Worry #5. ``Connectionism is anti-nativist, and
efforts are underway to reinstate a tabula rasa approach to mind and development''
(e.g., Kirsh, 1992). It is true that many current simulations assume something
like a tabula rasa in the first stages of learning (e.g., a random ``seeding''
of weights among fully-connected units before learning begins). This has
proven to be a useful simplifying assumption, in order to learn something
about the amount and type of structure that has to be assumed for a given
type of learning to go through. But there is no logical incompatibility
between connectionism and nativism. Indeed, just as many historians have
argued that Franklin Delano Roosevelt saved capitalism, connectionism may
prove to be the salvation of nativist approaches to mind. The problem with
current nativist theories is that they offer no serious account of what
it might mean in biological terms for a given structure or idea to be innate.
In neural networks, it is possible to explore various avenues for building
in innate structure, including minor biases that have major structural consequences
across a range of environmental conditions (Jacobs, Jordan, & Barto,
1991).
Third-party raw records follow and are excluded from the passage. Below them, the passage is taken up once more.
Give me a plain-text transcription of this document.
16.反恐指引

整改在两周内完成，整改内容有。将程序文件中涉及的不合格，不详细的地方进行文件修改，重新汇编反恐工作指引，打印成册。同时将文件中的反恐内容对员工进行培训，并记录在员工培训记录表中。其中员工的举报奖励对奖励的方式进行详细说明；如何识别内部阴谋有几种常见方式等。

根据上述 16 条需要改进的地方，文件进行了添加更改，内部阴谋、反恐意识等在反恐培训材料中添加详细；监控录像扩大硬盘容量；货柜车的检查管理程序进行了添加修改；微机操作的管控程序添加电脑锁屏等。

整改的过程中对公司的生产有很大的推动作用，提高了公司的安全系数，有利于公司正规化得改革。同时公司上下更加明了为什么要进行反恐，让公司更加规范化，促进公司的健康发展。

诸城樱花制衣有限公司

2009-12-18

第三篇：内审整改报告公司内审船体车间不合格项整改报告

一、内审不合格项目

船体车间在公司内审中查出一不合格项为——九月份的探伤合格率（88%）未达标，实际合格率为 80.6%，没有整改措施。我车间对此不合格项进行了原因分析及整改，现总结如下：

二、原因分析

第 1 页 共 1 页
In fact, within connectionist models there are coherent ways to talk
about 90% or 10% of any innate idea! This is an approach that has not been
explored in any detail to date, but the possibilities are intriguing, and
might (ironically enough) end up being connectionism's greatest contribution
to developmental cognitive neuroscience.
To conclude, we are willing to speculate that we will
soon see a revival of Piagetian theory within a connectionist framework
-- not a mindless reinterpretation of the old theory in modern jargon, but
a return to Piaget's program of genetic epistemology, instantiating his
principles of equilibration and adaptation in concrete systems that really
work -- and really change. As we said before, Piaget spent the later decades
of his life seeking a way of formalizing the theory, to answer critics (including
Piaget himself) who charged that his principles of change were much too
vague. We think that Piaget would have loved these new possibilities if
he had lived to see them. We now have an opportunity to pick up the threads
of his old program and move it forward into an exciting new decade, incorporating
all the new insights and new empirical information that has been gained
in the interim, without abandoning the fundamental commitment of developmental
psychology to the study of change.
FOOTNOTES
1. This particular school of Functionalism has little to
do with, and is indeed diametrically opposed to, an approach within linguistics
and psycholinguistics alternatively called Functional Grammar or Cognitive
Linguistics. For discussions, see Bates and MacWhinney, 1989; Langacker,
1987; Lakoff, 1987; Givón, 1984.
2. A number of readable introductions to connectionism
are now available. See Bechtel and Abrahamsen, 1991; Churchland and Sejnowski,
in press; Dayhoff, 1990. An excellent but more technical introduction can
be found in Hertz, Krogh, & Palmer, 1991.